= DEMIRA =

German non-governmental organization

DEMIRA, or DEMIRA Deutsche Minenräumer e.V. (German mine clearers), is an international, humanitarian, non-governmental organization (NGO) registered in Germany. DEMIRA was founded in 1995 in order to provide humanitarian mine clearance, EOD (explosive ordnance disposal), as well as emergency medical aid and disaster relief to people living in postwar countries, and to victims of natural disasters and civil unrest.

== History ==

DEMIRA Deutsche Minenräumer e.V. was founded in 1995 by Martin Auracher.

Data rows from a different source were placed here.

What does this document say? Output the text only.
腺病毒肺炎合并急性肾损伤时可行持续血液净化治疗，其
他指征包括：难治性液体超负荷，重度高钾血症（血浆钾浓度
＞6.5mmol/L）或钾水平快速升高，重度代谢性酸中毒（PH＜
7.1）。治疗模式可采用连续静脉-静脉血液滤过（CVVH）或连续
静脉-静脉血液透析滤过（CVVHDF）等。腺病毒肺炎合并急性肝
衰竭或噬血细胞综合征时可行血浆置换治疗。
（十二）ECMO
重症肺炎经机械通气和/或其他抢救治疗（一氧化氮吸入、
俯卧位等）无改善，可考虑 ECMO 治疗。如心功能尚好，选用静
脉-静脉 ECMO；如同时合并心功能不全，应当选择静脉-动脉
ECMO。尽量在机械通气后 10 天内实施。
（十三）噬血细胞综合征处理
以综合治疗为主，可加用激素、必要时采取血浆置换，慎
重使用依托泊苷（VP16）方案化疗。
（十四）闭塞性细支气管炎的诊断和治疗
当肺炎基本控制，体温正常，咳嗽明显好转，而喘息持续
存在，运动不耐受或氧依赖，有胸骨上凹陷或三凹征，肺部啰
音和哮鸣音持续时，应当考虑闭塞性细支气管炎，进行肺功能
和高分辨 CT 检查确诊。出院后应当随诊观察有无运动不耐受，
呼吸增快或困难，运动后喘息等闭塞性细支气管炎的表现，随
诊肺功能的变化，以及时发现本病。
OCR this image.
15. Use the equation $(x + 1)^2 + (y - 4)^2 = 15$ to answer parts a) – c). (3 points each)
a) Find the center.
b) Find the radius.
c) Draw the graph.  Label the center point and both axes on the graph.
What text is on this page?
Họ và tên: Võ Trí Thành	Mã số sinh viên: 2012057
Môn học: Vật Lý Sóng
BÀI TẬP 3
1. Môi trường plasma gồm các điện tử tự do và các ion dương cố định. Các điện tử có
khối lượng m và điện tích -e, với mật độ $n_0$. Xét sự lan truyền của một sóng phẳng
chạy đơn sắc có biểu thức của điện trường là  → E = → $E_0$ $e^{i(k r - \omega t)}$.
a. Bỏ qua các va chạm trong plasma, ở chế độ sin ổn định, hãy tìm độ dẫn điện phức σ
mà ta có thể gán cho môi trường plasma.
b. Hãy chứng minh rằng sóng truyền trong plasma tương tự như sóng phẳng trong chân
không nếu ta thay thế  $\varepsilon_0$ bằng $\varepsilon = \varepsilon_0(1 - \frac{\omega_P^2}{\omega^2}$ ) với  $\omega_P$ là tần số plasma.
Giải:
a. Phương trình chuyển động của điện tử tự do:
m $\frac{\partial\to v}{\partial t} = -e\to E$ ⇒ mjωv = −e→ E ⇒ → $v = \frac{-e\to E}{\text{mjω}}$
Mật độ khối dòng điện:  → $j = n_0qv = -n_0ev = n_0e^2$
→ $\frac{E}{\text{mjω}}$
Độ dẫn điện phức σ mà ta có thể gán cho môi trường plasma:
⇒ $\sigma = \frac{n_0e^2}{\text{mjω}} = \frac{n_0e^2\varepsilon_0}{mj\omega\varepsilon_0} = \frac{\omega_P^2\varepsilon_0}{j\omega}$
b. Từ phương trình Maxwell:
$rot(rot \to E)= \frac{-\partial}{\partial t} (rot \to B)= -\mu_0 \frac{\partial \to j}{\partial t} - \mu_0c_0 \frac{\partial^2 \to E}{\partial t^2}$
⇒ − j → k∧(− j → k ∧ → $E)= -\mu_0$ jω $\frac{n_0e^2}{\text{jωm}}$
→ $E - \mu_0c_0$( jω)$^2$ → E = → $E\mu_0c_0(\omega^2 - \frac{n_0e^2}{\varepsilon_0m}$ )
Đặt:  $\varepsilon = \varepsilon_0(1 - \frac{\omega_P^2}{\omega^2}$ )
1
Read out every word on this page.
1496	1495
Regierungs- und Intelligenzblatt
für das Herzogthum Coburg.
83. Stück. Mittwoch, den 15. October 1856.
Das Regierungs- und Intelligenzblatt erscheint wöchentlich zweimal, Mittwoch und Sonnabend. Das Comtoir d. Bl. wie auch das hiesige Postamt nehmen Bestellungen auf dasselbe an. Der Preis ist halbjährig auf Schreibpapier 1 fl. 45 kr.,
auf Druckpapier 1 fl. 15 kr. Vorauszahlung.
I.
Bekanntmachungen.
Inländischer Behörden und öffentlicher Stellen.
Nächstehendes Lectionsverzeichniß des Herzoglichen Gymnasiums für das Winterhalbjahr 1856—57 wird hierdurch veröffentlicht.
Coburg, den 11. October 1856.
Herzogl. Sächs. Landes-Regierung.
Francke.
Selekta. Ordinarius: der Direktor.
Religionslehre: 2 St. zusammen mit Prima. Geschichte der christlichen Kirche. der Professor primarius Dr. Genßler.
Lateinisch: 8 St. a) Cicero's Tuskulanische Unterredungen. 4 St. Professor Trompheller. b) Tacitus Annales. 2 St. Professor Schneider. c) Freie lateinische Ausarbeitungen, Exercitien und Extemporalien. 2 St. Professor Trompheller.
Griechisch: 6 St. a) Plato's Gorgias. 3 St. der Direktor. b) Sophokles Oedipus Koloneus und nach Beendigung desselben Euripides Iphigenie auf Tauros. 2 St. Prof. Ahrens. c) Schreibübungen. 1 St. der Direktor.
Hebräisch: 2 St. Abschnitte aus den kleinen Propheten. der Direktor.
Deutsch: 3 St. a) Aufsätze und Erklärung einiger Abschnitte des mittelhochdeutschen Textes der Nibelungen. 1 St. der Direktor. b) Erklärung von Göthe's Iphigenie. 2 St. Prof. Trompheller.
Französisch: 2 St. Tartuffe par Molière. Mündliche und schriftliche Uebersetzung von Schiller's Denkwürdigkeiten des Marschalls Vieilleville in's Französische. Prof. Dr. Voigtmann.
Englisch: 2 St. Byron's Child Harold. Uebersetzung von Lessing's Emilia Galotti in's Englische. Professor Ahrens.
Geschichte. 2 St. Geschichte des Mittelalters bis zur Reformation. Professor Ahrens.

The headquarters were based in Munich until his death in 2016. In 2017, Marcia Auracher-Hamzat became executive director of DEMIRA e.V.. The headquarters are located in Sauerlach, Germany.

== Operations ==

DEMIRA has carried out:

- Humanitarian mine clearance, EOD and destruction of unexploded ordnance (UXO) in Angola, Mozambique, Namibia, and Bosnia & Herzegovina.
- Provided emergency medical aid and disaster relief after the tsunami in Sri Lanka, in the earthquake region of Kashmir / Pakistan, during the conflict in Lebanon, in the earthquake region in Java / Indonesia and in the Tohoku region in Japan after it was hit by a tsunami.
- Carried out minefield surveys and assessments in Somaliland, Lebanon, Croatia, Serbia and in Turkey.
- Conducted research and development of multi-sensor technology and mechanical mine clearance in cooperation with the Research Centre of the European Commission in Ispra / Italy, FOERSTER Reutlingen, TNO Netherlands and EMRAD England.